My latest experience demonstrates huge waste within the healthcare system that, as always, translates to higher costs.

My half brother has Alzheimer’s Disease. He was diagnosed at a fairly young age (57) and has had some treatments and trials that have proven ineffective in slowing the progression of the disease. I am his closest blood relation, and I am his Power of Attorney and Health Care Proxy.

Centralized Medical database, sounds like a commonsense thing, right? Nope. As I have been trying to maintain his medical care and supervision, I find that I cannot access medical records of diagnoses or medical providers prior to my involvement. If my brother were able to recall his providers that would be great, but he cannot. Each provider that I am aware of has me go through hoops to access his records and then often neglects to actually provide them. It is impossible for me to discover who his past providers have been. This seems to be a result of HIPPA, intended to protect medical information from being released without authorization but it (as government bureaucracy often does) impedes medical providers and patient access as well.

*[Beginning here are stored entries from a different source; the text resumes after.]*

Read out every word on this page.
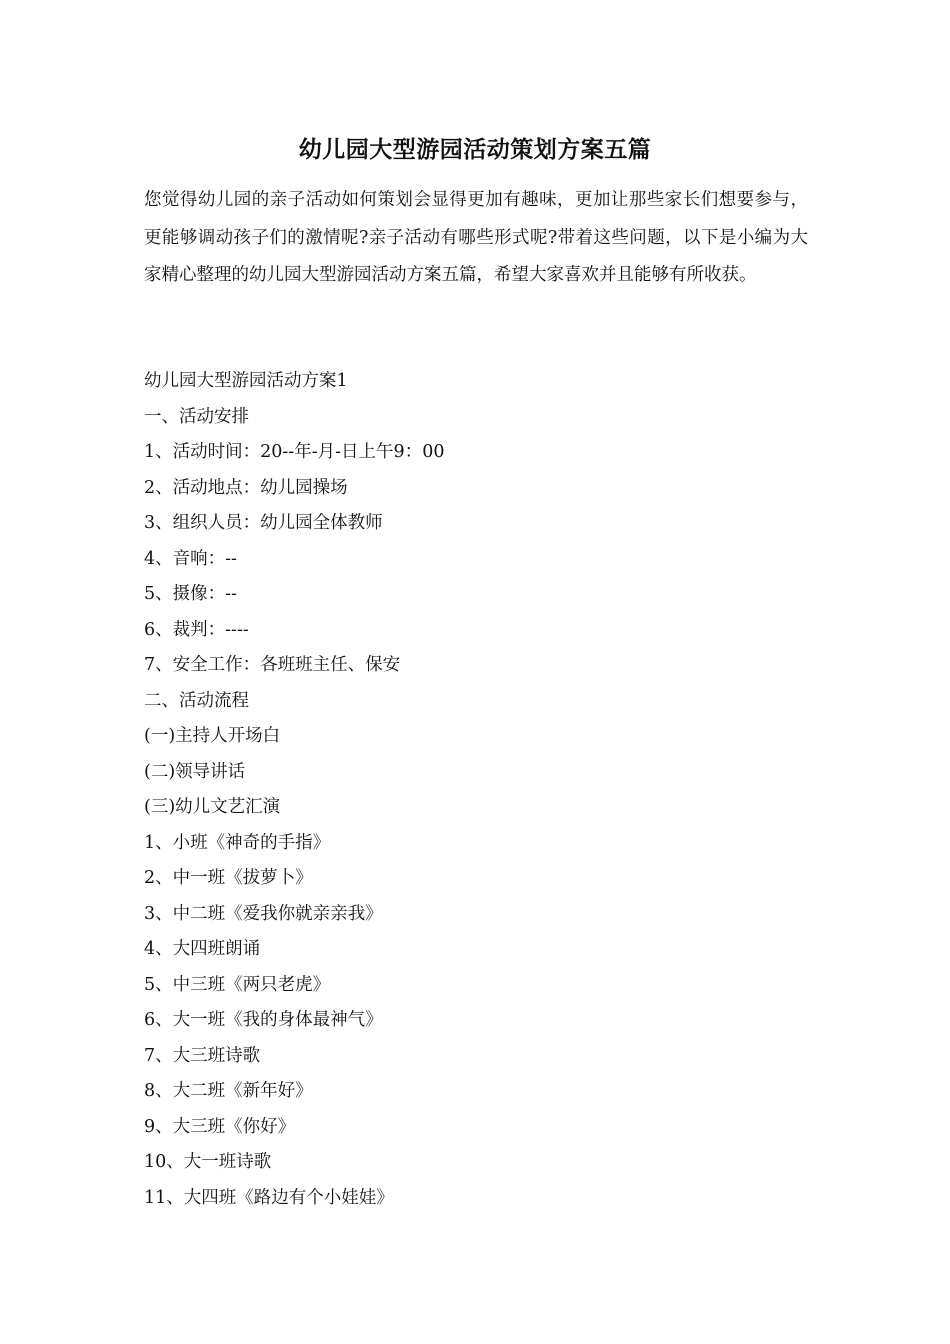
幼儿园大型游园活动策划方案五篇

您觉得幼儿园的亲子活动如何策划会显得更加有趣味，更加让那些家长们想要参与，更能够调动孩子们的激情呢?亲子活动有哪些形式呢?带着这些问题，以下是小编为大家精心整理的幼儿园大型游园活动方案五篇，希望大家喜欢并且能够有所收获。

幼儿园大型游园活动方案1
一、活动安排
1、活动时间：20--年-月-日上午9：00
2、活动地点：幼儿园操场
3、组织人员：幼儿园全体教师
4、音响：--
5、摄像：--
6、裁判：----
7、安全工作：各班班主任、保安
二、活动流程
(一)主持人开场白
(二)领导讲话
(三)幼儿文艺汇演
1、小班《神奇的手指》
2、中一班《拔萝卜》
3、中二班《爱我你就亲亲我》
4、大四班朗诵
5、中三班《两只老虎》
6、大一班《我的身体最神气》
7、大三班诗歌
8、大二班《新年好》
9、大三班《你好》
10、大一班诗歌
11、大四班《路边有个小娃娃》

Recently his current Neuropsychiatrist sent him for a multitude of testing, all of which was certainly done at the time of his diagnosis, but of which we have no records. MRI’s EKG’s, EEG’s duplicated. A recent stay in the hospital for dehydration generated 5 phone calls from various personnel who all asked the same questions about his health and personal history. Each time I asked them if the prior person had given them the info and they had no record of it. They did, however have that he was diabetic, which HE IS NOT.

This is one segment of the entire experience; what do you think the price tag for redundancy and inaccuracy was? Couldn’t it have easily been reduced? We must target the out of control costs of healthcare in order to make health care “affordable”.